I caught myself the other day, staring at a workflow diagram I'd sketched out for a new project. It had loops. It had "if/then" statements that led back to the beginning. It was beautiful in its complexity, a real work of art. And then I remembered the door. I remembered the "PULL" sign and the dull ache in my shoulder. I looked at the diagram and realized I was just building another door to push against. I threw the sketch away and started with the simplest possible path. 5 steps instead of 25.
It felt wrong. It felt too easy. It felt like I wasn't working hard enough. And that is the trap. We correlate struggle with value. We think that if a process is difficult and "bespoke," it must be producing a better result. But the client doesn't care how much you struggled. They care about the result. They care about the fact that their funding landed in their account on time. They care about accuracy. They don't care about the blue ink on your 105-page report.

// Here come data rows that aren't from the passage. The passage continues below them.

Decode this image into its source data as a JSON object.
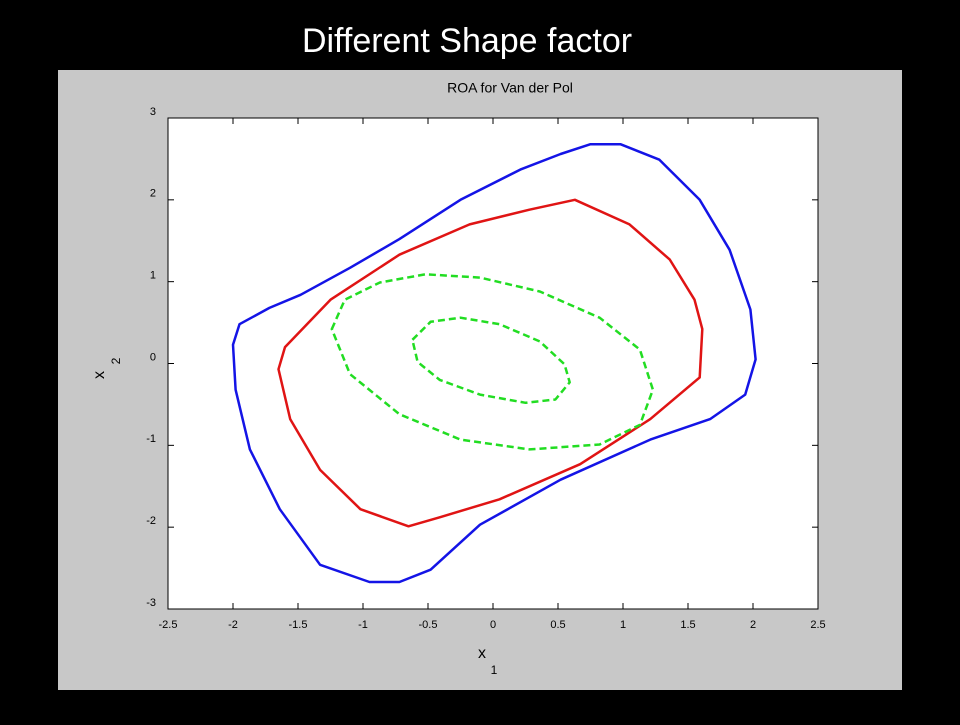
{
  "slide_title": "Different Shape factor",
  "chart_data": {
    "type": "line",
    "title": "ROA for Van der Pol",
    "xlabel": "x",
    "xlabel_subscript": "1",
    "ylabel": "x",
    "ylabel_subscript": "2",
    "xlim": [
      -2.5,
      2.5
    ],
    "ylim": [
      -3,
      3
    ],
    "xticks": [
      -2.5,
      -2,
      -1.5,
      -1,
      -0.5,
      0,
      0.5,
      1,
      1.5,
      2,
      2.5
    ],
    "yticks": [
      -3,
      -2,
      -1,
      0,
      1,
      2,
      3
    ],
    "grid": false,
    "closed": true,
    "series": [
      {
        "color": "#1414e6",
        "dashed": false,
        "x": [
          0.75,
          0.98,
          1.28,
          1.59,
          1.82,
          1.98,
          2.02,
          1.94,
          1.67,
          1.21,
          0.52,
          -0.1,
          -0.48,
          -0.72,
          -0.95,
          -1.33,
          -1.64,
          -1.87,
          -1.98,
          -2.0,
          -1.95,
          -1.72,
          -1.48,
          -1.1,
          -0.72,
          -0.25,
          0.21,
          0.52
        ],
        "values": [
          2.68,
          2.68,
          2.49,
          2.0,
          1.39,
          0.66,
          0.05,
          -0.38,
          -0.68,
          -0.93,
          -1.42,
          -1.97,
          -2.52,
          -2.67,
          -2.67,
          -2.46,
          -1.78,
          -1.05,
          -0.32,
          0.23,
          0.48,
          0.68,
          0.84,
          1.17,
          1.52,
          2.0,
          2.37,
          2.56
        ]
      },
      {
        "color": "#e01414",
        "dashed": false,
        "x": [
          0.63,
          1.05,
          1.36,
          1.55,
          1.61,
          1.59,
          1.21,
          0.67,
          0.05,
          -0.41,
          -0.65,
          -1.02,
          -1.33,
          -1.56,
          -1.65,
          -1.6,
          -1.25,
          -0.72,
          -0.18,
          0.28
        ],
        "values": [
          2.0,
          1.7,
          1.27,
          0.78,
          0.42,
          -0.17,
          -0.68,
          -1.23,
          -1.66,
          -1.88,
          -1.99,
          -1.78,
          -1.3,
          -0.68,
          -0.07,
          0.2,
          0.78,
          1.33,
          1.7,
          1.88
        ]
      },
      {
        "color": "#22dd22",
        "dashed": true,
        "x": [
          -1.24,
          -1.14,
          -0.87,
          -0.52,
          -0.1,
          0.36,
          0.82,
          1.13,
          1.23,
          1.13,
          0.82,
          0.28,
          -0.25,
          -0.72,
          -1.1
        ],
        "values": [
          0.42,
          0.78,
          0.99,
          1.09,
          1.05,
          0.88,
          0.56,
          0.17,
          -0.32,
          -0.75,
          -0.99,
          -1.05,
          -0.93,
          -0.62,
          -0.13
        ]
      },
      {
        "color": "#22dd22",
        "dashed": true,
        "x": [
          -0.62,
          -0.48,
          -0.25,
          0.05,
          0.36,
          0.55,
          0.59,
          0.48,
          0.25,
          -0.1,
          -0.41,
          -0.58
        ],
        "values": [
          0.29,
          0.51,
          0.56,
          0.48,
          0.27,
          -0.01,
          -0.23,
          -0.44,
          -0.48,
          -0.38,
          -0.2,
          0.02
        ]
      }
    ]
  }
}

If you find yourself defending a process today, take a second to ask if you're defending the outcome or just the habit. Are you protecting the limestone, or are you just adding another layer of beige paint because you're afraid of what's underneath? The "Special Snowflake" myth is the most expensive thing you can own. It costs you time, it costs you talent, and it eventually costs you the very business you think you're protecting.
I still catch myself walking up to that brass-plated door. I still feel the urge to push. But now, I pause. I look for the sign. I look for the path of least resistance, not because I'm lazy, but because I've realized that the most "unique" thing I can do is actually be efficient enough to focus on the things that matter. Stop building monuments to your past mistakes. Strip back the layers. Let the brick breathe. You might find that the "standard" way of doing things is the only thing that actually gives you the freedom to be extraordinary.